Ulasan berikut membatasi pada ormas pemalak. Anggota ormas yang biasanya datang berkelompok dan meminta jatah preman.Â
Begini cara-cara mereka menjalankan aksinya:
- Berseragam serba hitam atau motif loreng bukan milik TNI.
- Menyatroni dalam jumlah banyak. Saya pernah mengalami, setidaknya, dirubung oleh 20 anggota ormas.
- Bertindak dan berujar dengan nada provokatif. Berkata-kata dengan nada ancaman.
- Meluncur ke proyek dengan kendaraan meraung-raung.
- Dengan gaya lebih santun, sekelompok anggota ormas berseragam menyampaikan proposal. Mereka setiap waktu meminta jawaban, dengan desakan agar pihak proyek tidak berkata 'tidak'.
- Meminta uang dalam jumlah tidak sedikit.
- Menawarkan 'pengamanan' dengan biaya tertentu. Juga mengutip 'uang parkir' kepada sopir truk material. Umumnya besarnya Rp 20 ribu sekali lewat.
- Meminta biaya koordinasi.
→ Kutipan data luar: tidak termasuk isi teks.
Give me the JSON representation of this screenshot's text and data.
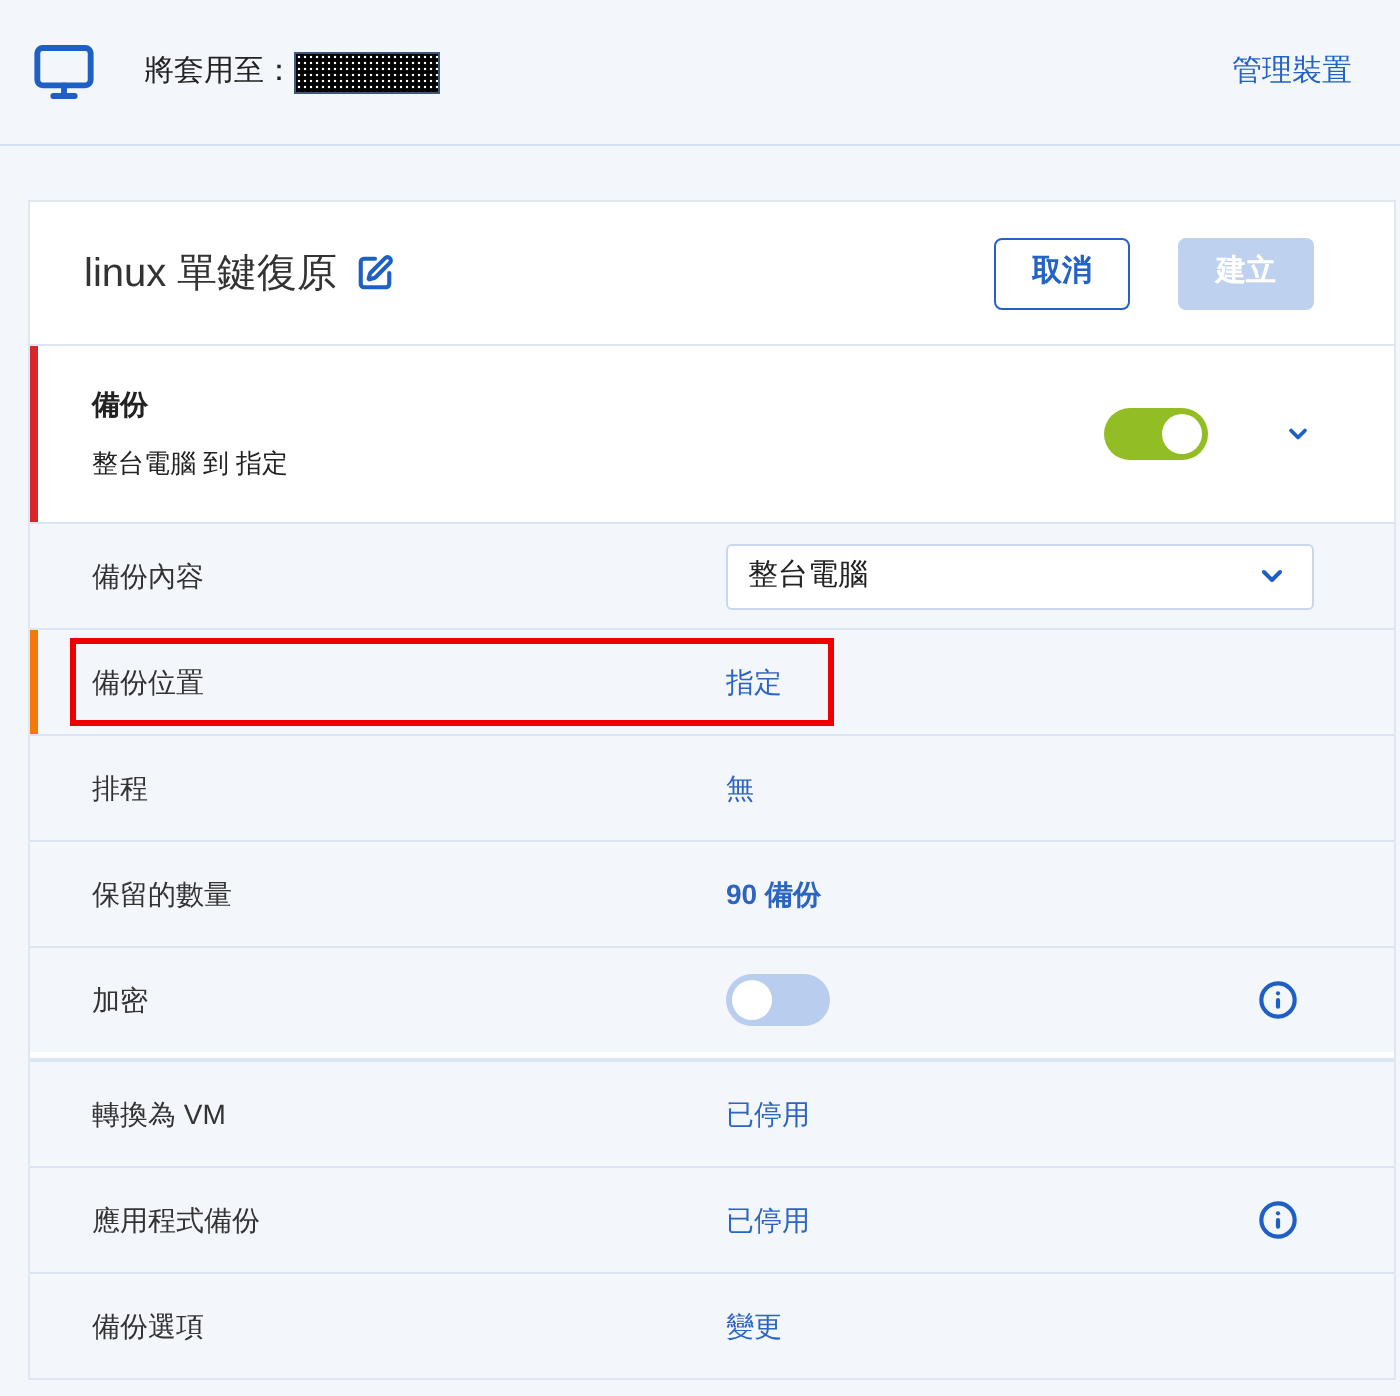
{
  "header": {
    "apply_label": "將套用至：",
    "link": "管理裝置"
  },
  "plan": {
    "title": "linux 單鍵復原",
    "buttons": [
      {
        "label": "取消",
        "kind": "outline",
        "disabled": false
      },
      {
        "label": "建立",
        "kind": "primary",
        "disabled": true
      }
    ]
  },
  "backup": {
    "title": "備份",
    "summary": "整台電腦 到 指定",
    "on": true,
    "expanded": true,
    "color": "#d9262c"
  },
  "row_groups": [
    {
      "rows": [
        {
          "label": "備份內容",
          "kind": "select",
          "value": "整台電腦",
          "highlighted": false,
          "info": false
        },
        {
          "label": "備份位置",
          "kind": "link",
          "value": "指定",
          "color": "#f5780a",
          "highlighted": true,
          "info": false
        },
        {
          "label": "排程",
          "kind": "link",
          "value": "無",
          "highlighted": false,
          "info": false
        },
        {
          "label": "保留的數量",
          "kind": "count",
          "value": "90 備份",
          "highlighted": false,
          "info": false
        },
        {
          "label": "加密",
          "kind": "toggle",
          "on": false,
          "highlighted": false,
          "info": true
        }
      ]
    },
    {
      "rows": [
        {
          "label": "轉換為 VM",
          "kind": "link",
          "value": "已停用",
          "highlighted": false,
          "info": false
        },
        {
          "label": "應用程式備份",
          "kind": "link",
          "value": "已停用",
          "highlighted": false,
          "info": true
        },
        {
          "label": "備份選項",
          "kind": "link",
          "value": "變更",
          "highlighted": false,
          "info": false
        }
      ]
    }
  ]
}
Bisa lebih dari satu kelompok yang meminta jatah preman tersebut.
- Menghitung ritase truk bahan bangunan alam (pasir, batu, tanah urukan), dengan kompensasi sampai Rp 100 ribu per-truk lewat.
- Paling ekstrem, mereka mengutip berdasarkan jumlah kiloan besi dikirim ke proyek. Bayangkan, bila mengerjakan proyek konstruksi dengan struktur besi. Bisa ratusan ton.
- Menyandera alat berat. Pada satu proyek di dekat sirkuit balap, gabungan berbagai ormas menahan excavator. Padahal sewa alat berat itu harus tetap dibayar, kendati diam. Kecuali akibat kesalahan pihak pemilik alat.
Kejadian-kejadian di atas saya alami selama menangani proyek Pemda dan instansi pemerintah.Â
Bagaimana cara menghadapinya?
- Siap mental. Begitu nyali kita menciut, mereka akan semakin merajalela. Semakin besar mengeluarkan biaya. Jadi, jangan mudah digertak.
- Pendekatan manusiawi. Bagaimanapun orang-orang beringas itu adalah manusia. Dekati tokoh utama. Ajak bicara dari hati ke hati. Tunjukkan bahwa kita tidak gentar sedikit pun.
- Negosiasi dengan percaya diri. Mau tidak mau, suka tidak suka, kita harus memberikan kompensasi. Maksimal 1% dari total biaya setelah dikurangi pajak-pajak (PPN dan PPh).
- Memiliki hubungan baik dengan tokoh ormas terkemuka. Terkadang saya 'menjual' nama tokoh ormas disegani. Dan memang kenal, kendati tidak dekat.
- Tidak disarankan melibatkan pihak berwajib. Biasanya ada 'saling pengertian' antara ormas dengan aparat setempat. Rangkul semua pihak secara bijak.
- Gunakan kalimat ini: "Situ makan nasi, saya pun makan nasi. Hayo maju! Atau duduk bareng, kita bicara." Kata-kata pamungkas seperti ini saya gunakan, apabila situasi memanas.